Трудно описать наше общее восхищеніе при чтеніи этого письма. Сперва матушка прочла его про себя, потомъ прочла всѣмъ намъ, потомъ пошла читать его съ няней, а потомъ сама одна его перечитывала.

— Милый, безцѣнный, сказала матушка, свертывая письмо и бережно укладывая его въ свой ридикюль[3], котораго никогда не покидала, нося его на цѣпочкѣ, навитой на руку.

— Добрый, почтительный, и никого-то не забылъ, экое золотое сердце, сказала бабушка.

— Господь-то Богъ какъ милостивъ, сказала торжественно няня, стоявшая поодаль и не замѣчавшая, какъ крупныя слезы капаютъ медленно на ея желтыя, морщинистыя руки, сложенныя одна на другую.
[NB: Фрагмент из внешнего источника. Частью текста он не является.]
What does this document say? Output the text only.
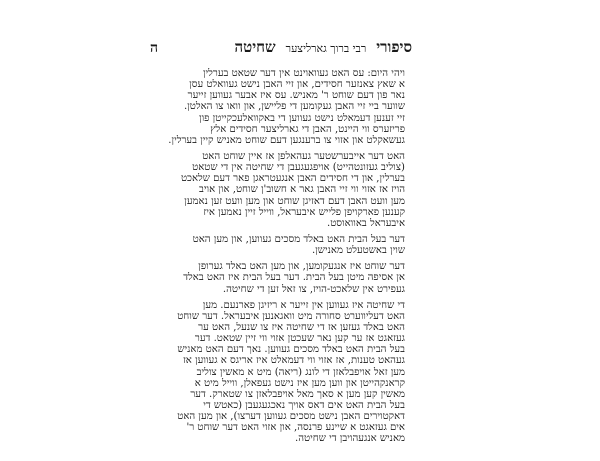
סיפורי
רבי ברוך גארליצער
שחיטה
ה
ויהי היום: עס האט געוואוינט אין דער שטאט בערלין
א שאץ צאנזער חסידים, און זיי האבן נישט געוואלט עסן
נאר פון דעם שוחט ר' מאניש. עס איז אבער געווען זייער
שווער ביי זיי האבן געקומען די פליישן, און וואו צו האלטן.
זיי זענען דעמאלט נישט געווען די באקוואלעכקייטן פון
פריזערס ווי היינט, האבן די גארליצער חסידים אלץ
געשאקלט און אזוי צו ברענגען דעם שוחט מאניש קיין בערלין.
האט דער אייבערשטער געהאלפן אז איין שוחט האט
(צוליב געזונטהייט) אויפגעגעבן די שחיטה אין די שטאט
בערלין, און די חסידים האבן אנגעטראגן פאר דעם שלאכט
הויז אז אזוי ווי זיי האבן גאר א חשוב'ן שוחט, און אויב
מען וועט האבן דעם דאזיגן שוחט און מען וועט זען נאמען
קענען פארקויפן פלייש איבעראל, ווייל זיין נאמען איז
איבעראל באוואוסט.
דער בעל הבית האט באלד מסכים געווען, און מען האט
שוין באשטעלט מאנישן.
דער שוחט איז אנגעקומען, און מען האט באלד גערופן
אן אסיפה מיטן בעל הבית. דער בעל הבית איז האט באלד
געפירט אין שלאכט-הויז, צו זאל זען די שחיטה.
די שחיטה איז געווען אין זייער א ריזיגן פארנעם. מען
האט דעליווערט סחורה מיט וואגאנען איבעראל. דער שוחט
האט באלד געזען אז די שחיטה איז צו שנעל, האט ער
געזאגט אז ער קען נאר שעכטן אזוי ווי זיין שטאט. דער
בעל הבית האט באלד מסכים געווען. נאך דעם האט מאניש
געהאט טענות, אז אזוי ווי דעמאלט איז אריגס א געווען אז
מען זאל אויפבלאזן די לונג (ריאה) מיט א מאשין צוליב
קראנקהייטן און ווען מען איז נישט געפאלן, ווייל מיט א
מאשין קען מען א סאך מאל אויפבלאזן צו שטארק. דער
בעל הבית האט אים דאס אויך נאכגעגעבן (כאטש די
דאקטוירים האבן נישט מסכים געווען דערצו), און מען האט
אים געזאגט א שיינע פרנסה, און אזוי האט דער שוחט ר'
מאניש אנגעהויבן די שחיטה.
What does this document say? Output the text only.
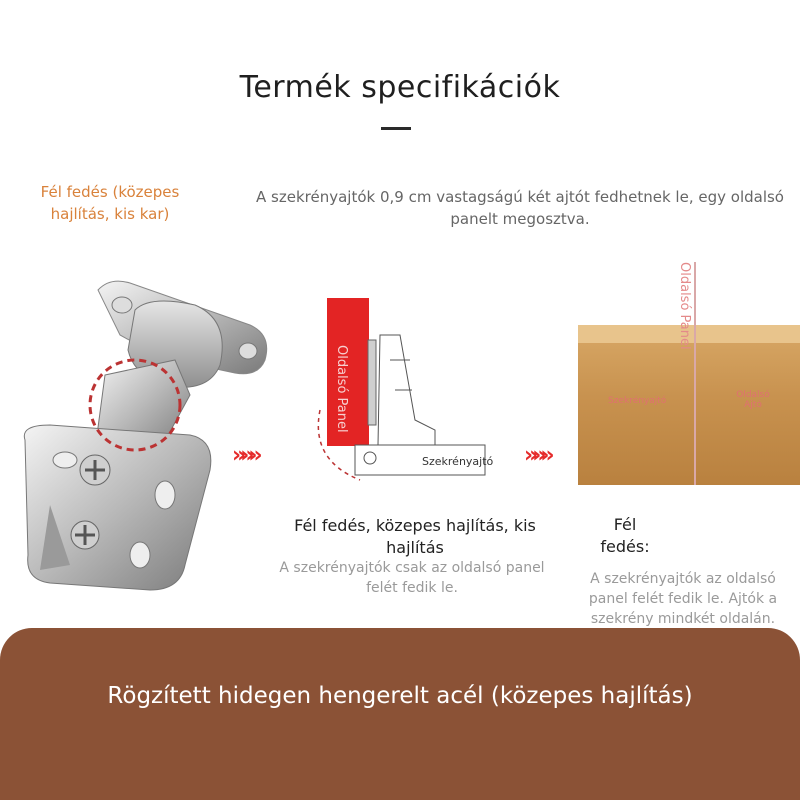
Termék specifikációk
Fél fedés (közepes hajlítás, kis kar)
A szekrényajtók 0,9 cm vastagságú két ajtót fedhetnek le, egy oldalsó panelt megosztva.
»»»	»»»
Oldalsó Panel
Szekrényajtó
Oldalsó Panel
Szekrényajtó
Oldalsó Ajtó
Fél fedés, közepes hajlítás, kis hajlítás
A szekrényajtók csak az oldalsó panel felét fedik le.
Fél fedés:
A szekrényajtók az oldalsó panel felét fedik le. Ajtók a szekrény mindkét oldalán.
Rögzített hidegen hengerelt acél (közepes hajlítás)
На другой день, желая обмануть наше нетерпѣніе, мы принялись устраивать комнату для брата. Это былъ большой кабинетъ съ большимъ полукруглымъ итальянскимъ окномъ, выходившимъ въ нижній садъ. Яркое, уже весеннее февральское солнце входило въ него и золотило бѣлый, чистый, какъ скатерть, лаковый полъ комнаты. Въ прежнее время это былъ кабинетъ батюшки, когда онъ гостилъ въ Щегловѣ. Въ свой послѣдній пріѣздъ батюшка не жилъ въ Щегловѣ, а когда онъ занемогъ, то лежалъ и скончался въ спальнѣ, находившейся на другой половинѣ флигеля. По единодушному желанію всего семейства кабинетъ рѣшили отдать брату, а для удаленія печальныхъ воспоминаній вынесли прежнюю мебель и купили новую. Для этихъ закупокъ мы отправились въ Тулу съ матушкой и не мало хлопотали, закупая все нужное и даже излишнее. Матушка не жалѣла денегъ и, несмотря на дороговизну послѣ пожара Москвы, купила все, что нашла лучшаго. Я какъ теперь помню зеленую матерію, называемую, не знаю почему, бомба, похожую на шерстяной муаръ, которую она выбрала для обивки мебели. Мебель, конечно, обивали дома свои люди, а мы присутствовали, помогали и, быть можетъ, помогая, мѣшали людямъ работать. За то, какъ весело, какъ неумолчно болтали мы, щебетали, какъ птички, выпущенныя на волю. Болтали съ нами и дворовые люди, обивавшіе мебель, разспрашивали, дивились и радовались и своей, и нашей радости. Тогда въ домахъ добрыхъ помѣщиковъ, а бабушка, конечно, была не только добрая госпожа, но мать своихъ слугъ по своей о нихъ заботливости, господствовали чисто патріархальные нравы. Слуги разговаривали свободно, хотя и почтительно, съ господами и обращались безцеремонно, но ласково и любовно съ молодыми госпожами. Бабушка приказала отпереть свои обширныя кладовыя и сошла въ нихъ, одѣвшись потеплѣе, такъ какъ холодъ въ подвальномъ этажѣ былъ нестерпимый. Напрасно уговаривали ее не ходить, она никого не хотѣла слушать. Долго она перебирала свои вещи и наконецъ вышла оттуда, сопровождаемая цѣлою свитой слугъ, которые несли всякую всячину.